The next step in the evolution of BI is ‘predictive’ analytics. This is already in widespread use, but it typically requires trained statisticians using specialist software.
The next wave of innovation in BI, Rayner believes, will be the development of analytical applications that build sophisticated statistical modelling into systems that ordinary business uses can operate.
To begin with, this will rely heavily on the contribution of system integrators, who can combine a variety of BI and analytics tools with statistical know-how and industry knowledge in order to build bespoke systems.
Rayner points to a recent example from CGI (formerly Logica). A public sector organisation had a balanced scorecard, a common BI tool for monitoring performance, but found that it provided little guidance on how it should actually improve its performance.

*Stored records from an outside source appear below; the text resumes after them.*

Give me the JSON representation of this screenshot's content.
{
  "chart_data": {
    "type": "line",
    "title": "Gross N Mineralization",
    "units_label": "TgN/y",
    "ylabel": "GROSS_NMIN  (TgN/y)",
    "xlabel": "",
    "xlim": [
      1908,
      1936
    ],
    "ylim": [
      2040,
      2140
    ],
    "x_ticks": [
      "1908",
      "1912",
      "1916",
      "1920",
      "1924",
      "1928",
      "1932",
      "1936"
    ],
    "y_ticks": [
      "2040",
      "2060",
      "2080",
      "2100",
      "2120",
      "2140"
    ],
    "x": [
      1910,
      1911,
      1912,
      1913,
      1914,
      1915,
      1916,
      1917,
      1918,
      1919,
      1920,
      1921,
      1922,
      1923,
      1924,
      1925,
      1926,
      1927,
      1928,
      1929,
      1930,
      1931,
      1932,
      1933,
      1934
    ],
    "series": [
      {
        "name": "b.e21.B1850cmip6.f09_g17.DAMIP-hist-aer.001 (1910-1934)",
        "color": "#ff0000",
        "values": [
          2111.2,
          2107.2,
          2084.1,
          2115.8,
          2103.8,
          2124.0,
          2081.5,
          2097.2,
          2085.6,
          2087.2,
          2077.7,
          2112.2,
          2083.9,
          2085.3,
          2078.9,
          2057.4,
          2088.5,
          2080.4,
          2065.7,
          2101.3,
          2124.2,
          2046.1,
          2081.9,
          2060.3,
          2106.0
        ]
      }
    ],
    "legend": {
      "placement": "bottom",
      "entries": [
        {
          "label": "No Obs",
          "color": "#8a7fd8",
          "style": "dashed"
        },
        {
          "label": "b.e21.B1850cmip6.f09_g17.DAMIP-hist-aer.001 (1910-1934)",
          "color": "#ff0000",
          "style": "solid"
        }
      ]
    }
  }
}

Using a variety of tools, CGI built a statistical model of the organisation’s operations and integrated it with the balanced scorecard. Employees can now use the interface to evaluate ‘what if’ scenarios, see how they would impact key business outcomes, and plan their activities accordingly.
In time, though, specialist software providers will begin to sell predictive analytical applications as packaged solutions, probably tailored to industry verticals. "Over the next five years, the battleground is going to be 'Who has got the best statistical model?'"
The next step on from ‘predictive’ analytics is ‘prescriptive’. This means that BI systems will not just allow employees to make better decisions; they will begin to make the decisions themselves.
Instead of suggesting an ideal course of action to a human operator, ‘prescriptive’ systems will trigger the next step in a business process, whether that means conducting some automated action or sending an instruction to a human employee.
Clearly, putting a ‘prescriptive’ analytics system in charge of material decisions will require a great deal of trust in the underlying analysis.
After all, algorithms may themselves be rational, but the way human beings choose to apply them is as vulnerable to bias as anything else.
This is why Rayner believes that decision-making needs to become more collaborative even as it becomes more automated.
"If you've got a black box that does everything, the person who designed the black box is in a position of power," he says. "They can bring their biases to bear, and set up the system so that it always recommends what they want it to."
Instead, the assumptions that are embedded in the statistical models that underpin predictive and prescriptive analytics must be open for discussion, Rayner says. "Businesses will need to use the tools collaboratively in order to compare different scenarios, look at different options, assess different outcomes."
This may be a matter of technology – some business intelligence platforms incorporate social media-like functionality to allow discussion around the analysis – or it may simply be a matter of organising meetings or email discussions that include the right stakeholders.
This combination of algorithmic analysis and the collective wisdom of the organisation is a recipe that Rayner believes will overcome today's flawed method of business decision-making.
"I've worked with a number of leadership teams, and the way that most decisions are made is by strong leaders having a preferred action and everybody else supporting that action," he explains.
"Now, you can replace that with a machine that comes up with an answer," he says. "Clearly, though, you have to be able to say, 'I don't agree with what you put into the machine.'
"Because while the chance of having bias in the actual analytics is much smaller when it is automated, how the analytics is used is still subject to behavioural bias."